Last edited: November 02, 2003

Gay Journalist Denied Prison Release for Appeal, September 24, 2003

By Jon ben Asher, Newscenter, European Bureau Chief

Tashkent, Uzbekistan—A gay journalist imprisoned in Uzbekistan on what human rights groups call trumped up charges has been denied release while his case is being appealed.

Ruslan Sharipov was sentenced last month to 5 1/2 years in prison after pleading guilty to charges of sodomy, having sex with minors and running a brothel. An outspoken critic of the Uzbek government, Shapirov denies the charges and says he was forced into confessing as a result of torture by prison guards while he was awaiting trial.

“Ikramov has been a fearless critic of the Uzbek government,” said Rachel Denber, deputy director of Human Rights Watch’s Europe and Central Asia Division. “His reports let the world know about human rights abuses in Uzbekistan. We suspect that there may be more to this incident than mere criminal thuggery.”
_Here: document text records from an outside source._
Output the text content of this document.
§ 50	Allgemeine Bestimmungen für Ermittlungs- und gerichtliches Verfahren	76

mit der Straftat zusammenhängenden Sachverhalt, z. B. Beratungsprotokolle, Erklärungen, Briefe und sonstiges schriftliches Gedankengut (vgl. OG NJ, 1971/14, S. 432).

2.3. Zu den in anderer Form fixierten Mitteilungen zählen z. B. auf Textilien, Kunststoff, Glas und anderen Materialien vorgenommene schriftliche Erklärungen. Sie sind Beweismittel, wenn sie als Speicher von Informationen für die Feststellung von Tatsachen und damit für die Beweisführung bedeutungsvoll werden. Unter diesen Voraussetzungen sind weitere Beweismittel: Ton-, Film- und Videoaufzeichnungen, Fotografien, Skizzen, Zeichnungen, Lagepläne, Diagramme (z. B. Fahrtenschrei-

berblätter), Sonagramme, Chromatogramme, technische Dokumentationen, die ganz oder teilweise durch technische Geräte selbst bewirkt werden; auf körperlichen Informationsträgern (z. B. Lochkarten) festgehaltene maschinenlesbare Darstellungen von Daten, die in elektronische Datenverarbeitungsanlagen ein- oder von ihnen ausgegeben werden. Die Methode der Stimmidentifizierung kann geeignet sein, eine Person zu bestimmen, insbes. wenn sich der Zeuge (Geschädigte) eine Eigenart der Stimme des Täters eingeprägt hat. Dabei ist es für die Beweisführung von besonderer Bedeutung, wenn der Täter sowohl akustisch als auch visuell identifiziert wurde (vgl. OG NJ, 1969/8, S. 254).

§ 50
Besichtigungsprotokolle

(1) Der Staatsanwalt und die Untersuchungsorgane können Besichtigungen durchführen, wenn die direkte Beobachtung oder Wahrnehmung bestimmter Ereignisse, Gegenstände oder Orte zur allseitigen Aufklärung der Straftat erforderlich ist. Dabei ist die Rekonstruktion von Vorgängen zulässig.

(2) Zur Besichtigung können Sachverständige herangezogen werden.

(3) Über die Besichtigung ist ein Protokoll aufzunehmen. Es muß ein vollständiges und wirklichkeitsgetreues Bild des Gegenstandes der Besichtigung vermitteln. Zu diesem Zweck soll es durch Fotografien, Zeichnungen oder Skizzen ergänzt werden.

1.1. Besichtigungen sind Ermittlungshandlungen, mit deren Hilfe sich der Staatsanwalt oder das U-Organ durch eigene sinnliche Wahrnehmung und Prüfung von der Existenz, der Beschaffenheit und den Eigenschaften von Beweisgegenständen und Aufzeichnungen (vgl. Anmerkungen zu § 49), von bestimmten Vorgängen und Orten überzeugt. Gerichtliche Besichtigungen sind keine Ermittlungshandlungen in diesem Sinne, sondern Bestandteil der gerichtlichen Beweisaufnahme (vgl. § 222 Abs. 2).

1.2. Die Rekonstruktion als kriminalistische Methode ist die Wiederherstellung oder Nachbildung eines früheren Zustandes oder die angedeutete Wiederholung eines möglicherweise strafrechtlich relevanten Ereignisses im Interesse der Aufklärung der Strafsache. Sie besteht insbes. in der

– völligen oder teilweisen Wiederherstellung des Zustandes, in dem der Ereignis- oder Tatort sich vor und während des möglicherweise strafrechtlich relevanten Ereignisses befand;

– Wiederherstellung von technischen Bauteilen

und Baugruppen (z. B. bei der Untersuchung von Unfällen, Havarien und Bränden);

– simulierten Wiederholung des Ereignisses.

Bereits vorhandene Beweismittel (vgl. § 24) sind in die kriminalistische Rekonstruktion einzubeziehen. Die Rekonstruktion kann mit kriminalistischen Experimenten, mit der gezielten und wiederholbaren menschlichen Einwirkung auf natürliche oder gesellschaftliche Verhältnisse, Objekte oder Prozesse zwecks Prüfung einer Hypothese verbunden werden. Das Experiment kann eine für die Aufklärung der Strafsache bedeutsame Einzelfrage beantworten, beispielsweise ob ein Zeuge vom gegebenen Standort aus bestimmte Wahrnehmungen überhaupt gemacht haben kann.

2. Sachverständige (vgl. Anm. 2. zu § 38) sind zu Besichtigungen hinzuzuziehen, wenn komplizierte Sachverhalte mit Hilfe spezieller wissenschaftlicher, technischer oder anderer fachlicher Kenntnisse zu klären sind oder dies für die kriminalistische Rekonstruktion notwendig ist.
This week an appeals court in Tashkent, the capital, rejected his plea for freedom while the appeal is underway.

In a letter earlier this month to U.N. Secretary-General Kofi Annan, Sharipov wrote that he feared he would be murdered in prison. In his letter he says he had been forced to write a suicide note declaring he had killed himself by his own choice.

“I was clearly told that if I would write any further appeals or complaints, I would ‘commit suicide’.”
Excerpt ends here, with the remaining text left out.